Appointing judges to the federal courts– including the Supreme Court– who believe in expanding the powers of the federal government to make arbitrary decisions, choosing who will be winners and losers in the economy and in the society, is perfectly consistent with a vision of the world where self-confident and self-righteous elites rule according to their own notions, instead of merely governing under the restraints of the Constitution.

In part four, Sowell explains how big government socialists like Obama view the Constitution as an obstacle to be overcome.

Judicial expansion of federal power is not really new, even if the audacity with which that goal is being pursued may be unique. For more than a century, believers in bigger government have also been believers in having judges “interpret” the restraints of the Constitution out of existence.

They called this “a living Constitution.” But it has in fact been a dying Constitution, as its restraining provisions have been interpreted to mean less and less, so that the federal government can do more and more.

For example, the Constitution allows private property to be taken for “public use”– perhaps building a reservoir or a highway — if “just compensation” was paid. But that power was expanded by the Supreme Court in 2005 when it “interpreted” this to mean that private property could be taken for a “public purpose,” which could include almost anything for which politicians could come up with the right rhetoric.

Walter Williams

And Walter Williams writes about the dangers of empathy using last year’s Super Bowl as an example.

The Pittsburgh Steelers have won six Super Bowl titles, seven AFC championships and hosted 10 conference games. No other AFC or NFC team can match this record. By contrast, the Arizona Cardinals’ last championship victory was in 1947 when they were based in Chicago. In anyone’s book, this is a gross disparity. Should the referees have the empathy to understand what it’s like to be a perennial loser and what would you think of a referee whose decisions were guided by his empathy? Suppose a referee, in the name of compensatory justice, stringently applied pass interference or roughing the passer violations against the Steelers and less stringently against the Cardinals. Or, would you support a referee who refused to make offensive pass interference calls because he thought it was a silly rule? You’d probably remind him that the league makes the rules, not referees.

I’m betting that most people would agree that football justice requires that referees apply the rules blindly and independent of the records or any other characteristic of the two teams.
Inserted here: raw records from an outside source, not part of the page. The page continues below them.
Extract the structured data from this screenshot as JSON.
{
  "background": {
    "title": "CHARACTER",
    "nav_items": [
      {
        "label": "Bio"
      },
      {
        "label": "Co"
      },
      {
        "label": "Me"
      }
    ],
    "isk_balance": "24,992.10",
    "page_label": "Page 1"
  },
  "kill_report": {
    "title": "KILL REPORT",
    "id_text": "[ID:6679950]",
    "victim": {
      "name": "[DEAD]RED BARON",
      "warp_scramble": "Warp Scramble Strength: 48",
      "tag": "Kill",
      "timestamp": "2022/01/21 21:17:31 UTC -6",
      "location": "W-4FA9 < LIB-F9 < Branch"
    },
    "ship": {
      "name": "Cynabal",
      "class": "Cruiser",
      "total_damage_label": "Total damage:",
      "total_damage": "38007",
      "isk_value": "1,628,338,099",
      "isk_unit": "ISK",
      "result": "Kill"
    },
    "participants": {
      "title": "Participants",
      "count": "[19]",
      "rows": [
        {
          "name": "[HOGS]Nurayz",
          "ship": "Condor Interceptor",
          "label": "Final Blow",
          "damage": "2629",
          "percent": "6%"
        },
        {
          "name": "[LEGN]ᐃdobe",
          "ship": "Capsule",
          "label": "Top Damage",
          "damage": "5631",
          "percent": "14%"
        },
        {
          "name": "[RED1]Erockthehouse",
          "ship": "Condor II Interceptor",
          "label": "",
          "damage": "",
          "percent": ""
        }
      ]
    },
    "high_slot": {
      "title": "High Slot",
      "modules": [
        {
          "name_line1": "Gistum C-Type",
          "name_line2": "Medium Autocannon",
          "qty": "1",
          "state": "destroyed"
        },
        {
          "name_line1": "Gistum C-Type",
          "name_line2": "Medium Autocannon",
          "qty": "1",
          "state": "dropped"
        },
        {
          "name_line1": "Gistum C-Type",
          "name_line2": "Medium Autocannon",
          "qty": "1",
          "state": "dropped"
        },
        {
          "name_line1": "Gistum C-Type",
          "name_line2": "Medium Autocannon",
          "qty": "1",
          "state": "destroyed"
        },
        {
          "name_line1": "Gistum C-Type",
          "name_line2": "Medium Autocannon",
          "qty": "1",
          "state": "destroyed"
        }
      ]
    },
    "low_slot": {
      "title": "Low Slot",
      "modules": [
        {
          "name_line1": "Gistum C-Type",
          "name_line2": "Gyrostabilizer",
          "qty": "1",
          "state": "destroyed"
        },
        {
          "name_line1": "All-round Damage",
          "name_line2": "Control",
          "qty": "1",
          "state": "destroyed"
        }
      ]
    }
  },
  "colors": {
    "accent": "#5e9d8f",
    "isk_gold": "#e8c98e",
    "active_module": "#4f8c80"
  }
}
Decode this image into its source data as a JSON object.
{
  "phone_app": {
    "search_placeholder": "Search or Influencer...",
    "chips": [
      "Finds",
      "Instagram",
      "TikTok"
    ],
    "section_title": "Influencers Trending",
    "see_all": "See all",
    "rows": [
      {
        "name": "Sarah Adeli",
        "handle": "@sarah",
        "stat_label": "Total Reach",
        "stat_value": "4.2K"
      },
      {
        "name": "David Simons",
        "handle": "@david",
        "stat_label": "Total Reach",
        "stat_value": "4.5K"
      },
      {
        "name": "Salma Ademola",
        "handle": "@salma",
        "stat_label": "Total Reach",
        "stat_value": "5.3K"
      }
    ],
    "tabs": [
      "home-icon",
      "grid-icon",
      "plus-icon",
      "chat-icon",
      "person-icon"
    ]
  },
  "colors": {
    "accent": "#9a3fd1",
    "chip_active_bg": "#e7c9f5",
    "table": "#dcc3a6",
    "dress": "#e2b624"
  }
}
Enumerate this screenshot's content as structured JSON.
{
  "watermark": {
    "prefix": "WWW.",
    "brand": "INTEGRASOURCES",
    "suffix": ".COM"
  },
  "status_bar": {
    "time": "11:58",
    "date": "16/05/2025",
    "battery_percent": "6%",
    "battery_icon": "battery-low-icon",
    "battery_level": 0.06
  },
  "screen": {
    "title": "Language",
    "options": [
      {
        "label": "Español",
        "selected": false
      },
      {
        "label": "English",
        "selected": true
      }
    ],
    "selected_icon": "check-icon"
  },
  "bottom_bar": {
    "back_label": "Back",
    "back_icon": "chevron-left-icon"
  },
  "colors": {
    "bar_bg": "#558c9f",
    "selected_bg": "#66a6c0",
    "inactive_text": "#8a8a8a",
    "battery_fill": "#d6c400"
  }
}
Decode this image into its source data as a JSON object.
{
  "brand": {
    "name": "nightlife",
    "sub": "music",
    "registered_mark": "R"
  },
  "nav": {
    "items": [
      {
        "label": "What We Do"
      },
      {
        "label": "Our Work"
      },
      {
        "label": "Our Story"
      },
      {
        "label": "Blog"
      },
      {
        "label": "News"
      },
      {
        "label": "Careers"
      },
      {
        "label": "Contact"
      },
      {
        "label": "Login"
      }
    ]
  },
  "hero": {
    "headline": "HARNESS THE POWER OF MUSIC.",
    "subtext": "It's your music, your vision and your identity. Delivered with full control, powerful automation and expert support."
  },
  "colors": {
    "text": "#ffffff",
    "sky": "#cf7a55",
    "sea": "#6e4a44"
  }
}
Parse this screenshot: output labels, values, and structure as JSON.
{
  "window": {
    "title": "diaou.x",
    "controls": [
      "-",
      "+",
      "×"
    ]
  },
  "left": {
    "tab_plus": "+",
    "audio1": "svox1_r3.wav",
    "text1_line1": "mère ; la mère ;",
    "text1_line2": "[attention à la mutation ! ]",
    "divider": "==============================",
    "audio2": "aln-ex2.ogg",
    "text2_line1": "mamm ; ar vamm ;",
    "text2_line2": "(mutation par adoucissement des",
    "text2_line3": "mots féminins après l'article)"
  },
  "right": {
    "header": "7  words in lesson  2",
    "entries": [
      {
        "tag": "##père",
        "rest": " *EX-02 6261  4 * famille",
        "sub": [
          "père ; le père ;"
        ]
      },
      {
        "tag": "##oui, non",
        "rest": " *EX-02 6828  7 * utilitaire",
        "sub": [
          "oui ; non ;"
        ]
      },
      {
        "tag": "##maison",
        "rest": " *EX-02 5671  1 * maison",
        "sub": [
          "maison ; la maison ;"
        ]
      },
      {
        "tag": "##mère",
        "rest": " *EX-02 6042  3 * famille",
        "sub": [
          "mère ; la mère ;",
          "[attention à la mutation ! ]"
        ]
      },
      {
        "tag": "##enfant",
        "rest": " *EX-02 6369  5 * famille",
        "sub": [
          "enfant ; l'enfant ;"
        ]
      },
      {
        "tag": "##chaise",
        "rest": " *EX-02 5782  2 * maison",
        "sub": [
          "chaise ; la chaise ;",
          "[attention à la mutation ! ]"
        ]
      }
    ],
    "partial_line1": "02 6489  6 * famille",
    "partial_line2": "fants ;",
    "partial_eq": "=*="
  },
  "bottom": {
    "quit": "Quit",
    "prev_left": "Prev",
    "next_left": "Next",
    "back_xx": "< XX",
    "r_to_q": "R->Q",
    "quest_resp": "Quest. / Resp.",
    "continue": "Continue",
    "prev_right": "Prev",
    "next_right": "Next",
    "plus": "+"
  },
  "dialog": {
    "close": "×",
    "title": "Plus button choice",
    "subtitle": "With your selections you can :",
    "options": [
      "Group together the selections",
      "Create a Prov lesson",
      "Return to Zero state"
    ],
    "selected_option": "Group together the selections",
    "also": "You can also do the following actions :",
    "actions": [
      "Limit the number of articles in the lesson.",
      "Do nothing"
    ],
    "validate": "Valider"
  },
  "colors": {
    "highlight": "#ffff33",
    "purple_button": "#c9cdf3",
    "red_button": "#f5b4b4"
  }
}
Moreover, I believe that most people would agree that referees should evenly apply the rules of the games even if they personally disagreed with some of the rules.

But what if the Steelers had lost due to referee partiality? Well, presumably they would stop playing the game. And when enough small businesses get tired of being sued by special interest group plaintiffs, we will all be working for the government and that will be the end of our liberty.

Further study

Probably one of the greatest books ever written is Thomas Sowell’s “A Conflict of Visions”. Go out right now and buy it if you don’t have it, but be warned, it was a tough read for a software engineer like me, and my Dad also found it difficult when I gave it to him.